現在來看看輸入,首先輸入會和這些常量進行異或,然后將結果和另一些常量進行對比。
因此這兩個函數應該是這樣的:
1 2 3 4 5 6 7 8 9 10 11 12 13 14 15 16 17 18 19 20 21 | void PJeGPC4TIVaKFmmy53DJ (int * p)
{
int array[] = {0xe4,0x87,0xfb,0xbe,0xc9,0x93,0x84,0xfc,
0x8d,0xe5,0xbf,0x5c,0xe2,0x76,0x21,0xb8}
for(i=0;i<16;i++)
{
p[i] = p[i] ^ array[i]
}
}
int X1bdrhN8Yk9NZ59Vb7P2(int * p)
{
int array = {0xd9,0xcd,0xc9,0xe5,0x9e,0xd0,0xe8,0xa5,
0xaf,0x87,0xd2,0x79,0xa9,0x5d,0x7,0x81}
for(i=0;i<16;i++)
{
if(p[i] != array[i])
return false; // fail..
}
return true
}
|
于是寫了一個簡單的python腳本將上面兩個常量進行異或操作,就得到密碼了:
#!/usr/bin/python
firstConst = [0xe4,0x87,0xfb,0xbe,0xc9,0x93,0x84,0xfc,0x8d,0xe5,0xbf,0x5c,0xe2,0x76,0x21,0xb8]

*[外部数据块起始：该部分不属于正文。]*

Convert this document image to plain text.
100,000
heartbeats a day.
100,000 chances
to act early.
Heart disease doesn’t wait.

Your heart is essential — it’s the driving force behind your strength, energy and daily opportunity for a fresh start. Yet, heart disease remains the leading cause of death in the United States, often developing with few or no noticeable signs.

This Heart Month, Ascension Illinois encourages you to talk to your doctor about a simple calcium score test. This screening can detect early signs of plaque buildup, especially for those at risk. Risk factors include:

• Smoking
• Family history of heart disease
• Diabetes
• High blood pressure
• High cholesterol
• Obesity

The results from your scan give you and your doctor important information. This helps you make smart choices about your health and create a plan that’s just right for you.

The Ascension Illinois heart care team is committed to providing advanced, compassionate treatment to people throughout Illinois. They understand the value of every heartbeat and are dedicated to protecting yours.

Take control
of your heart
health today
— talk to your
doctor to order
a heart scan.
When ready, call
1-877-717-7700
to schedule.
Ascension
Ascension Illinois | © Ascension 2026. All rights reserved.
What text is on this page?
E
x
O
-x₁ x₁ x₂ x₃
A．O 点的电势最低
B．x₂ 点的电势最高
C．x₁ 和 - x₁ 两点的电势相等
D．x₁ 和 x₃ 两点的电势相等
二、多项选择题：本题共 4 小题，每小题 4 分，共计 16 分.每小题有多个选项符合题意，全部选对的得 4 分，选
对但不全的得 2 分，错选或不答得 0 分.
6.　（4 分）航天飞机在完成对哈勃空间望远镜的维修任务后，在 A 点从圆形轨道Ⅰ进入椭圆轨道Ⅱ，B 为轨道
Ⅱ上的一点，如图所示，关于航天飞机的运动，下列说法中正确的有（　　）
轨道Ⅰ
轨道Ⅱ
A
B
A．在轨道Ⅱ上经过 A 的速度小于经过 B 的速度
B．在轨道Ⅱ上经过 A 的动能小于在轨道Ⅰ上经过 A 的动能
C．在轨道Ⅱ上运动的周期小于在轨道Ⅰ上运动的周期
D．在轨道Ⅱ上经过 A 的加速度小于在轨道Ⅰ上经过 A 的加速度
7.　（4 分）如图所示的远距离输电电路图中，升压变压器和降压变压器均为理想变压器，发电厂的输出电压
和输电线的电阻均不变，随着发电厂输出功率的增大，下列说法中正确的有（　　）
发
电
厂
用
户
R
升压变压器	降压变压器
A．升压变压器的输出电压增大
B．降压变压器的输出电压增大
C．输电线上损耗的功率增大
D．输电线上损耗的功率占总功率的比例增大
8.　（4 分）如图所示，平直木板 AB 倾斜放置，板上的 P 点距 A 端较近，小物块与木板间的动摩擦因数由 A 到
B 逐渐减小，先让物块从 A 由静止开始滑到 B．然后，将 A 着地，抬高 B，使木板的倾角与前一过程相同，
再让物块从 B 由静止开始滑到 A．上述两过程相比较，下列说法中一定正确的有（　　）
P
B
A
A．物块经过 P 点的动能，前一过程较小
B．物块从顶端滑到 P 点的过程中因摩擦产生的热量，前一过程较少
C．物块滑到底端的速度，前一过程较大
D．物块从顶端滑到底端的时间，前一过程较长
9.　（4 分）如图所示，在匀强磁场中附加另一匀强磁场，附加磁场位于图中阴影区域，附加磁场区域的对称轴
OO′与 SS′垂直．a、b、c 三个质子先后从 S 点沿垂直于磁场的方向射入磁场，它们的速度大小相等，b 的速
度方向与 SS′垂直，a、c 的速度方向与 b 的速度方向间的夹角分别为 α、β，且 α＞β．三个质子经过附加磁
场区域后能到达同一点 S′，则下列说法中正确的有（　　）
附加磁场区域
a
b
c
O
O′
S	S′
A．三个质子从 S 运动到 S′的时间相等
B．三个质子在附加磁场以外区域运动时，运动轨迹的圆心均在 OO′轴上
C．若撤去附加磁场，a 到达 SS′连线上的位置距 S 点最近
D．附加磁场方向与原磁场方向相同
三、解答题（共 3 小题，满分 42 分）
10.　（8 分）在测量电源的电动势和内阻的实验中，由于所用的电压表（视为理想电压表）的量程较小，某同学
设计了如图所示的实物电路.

secondConst = [0xd9,0xcd,0xc9,0xe5,0x9e,0xd0,0xe8,0xa5,0xaf,0x87,0xd2,0x79,0xa9,0x5d,0x7,0x81]
ret =”"
for x in range(16):
ret+=chr(firstConst[x] ^ secondConst[x])
print ret
eren
@lisa:~$ ./CrackTheDoor*** DOOR CONTROL SYSTEM ***PASSWORD: =J2[WClY”bm%K+&9
*** ACCESS GRANTED ***
*** THE DOOR OPENED ***
看!成功了!
這個公司又給我發來了第二輪的破解題目,也一樣很有趣,下次我會在文章中寫到的。
譯注:原文評論中較多的疑問是如何定位到函數PJeGPC4TIVaKFmmy53DJ,有人給出了合理的解釋,作者也默認了:其實很簡單,不停地嘗試。也許寫下這篇文章之前有很多很多次失敗,但是讀者最感興趣的部分是成功的,因此那些都被省略了。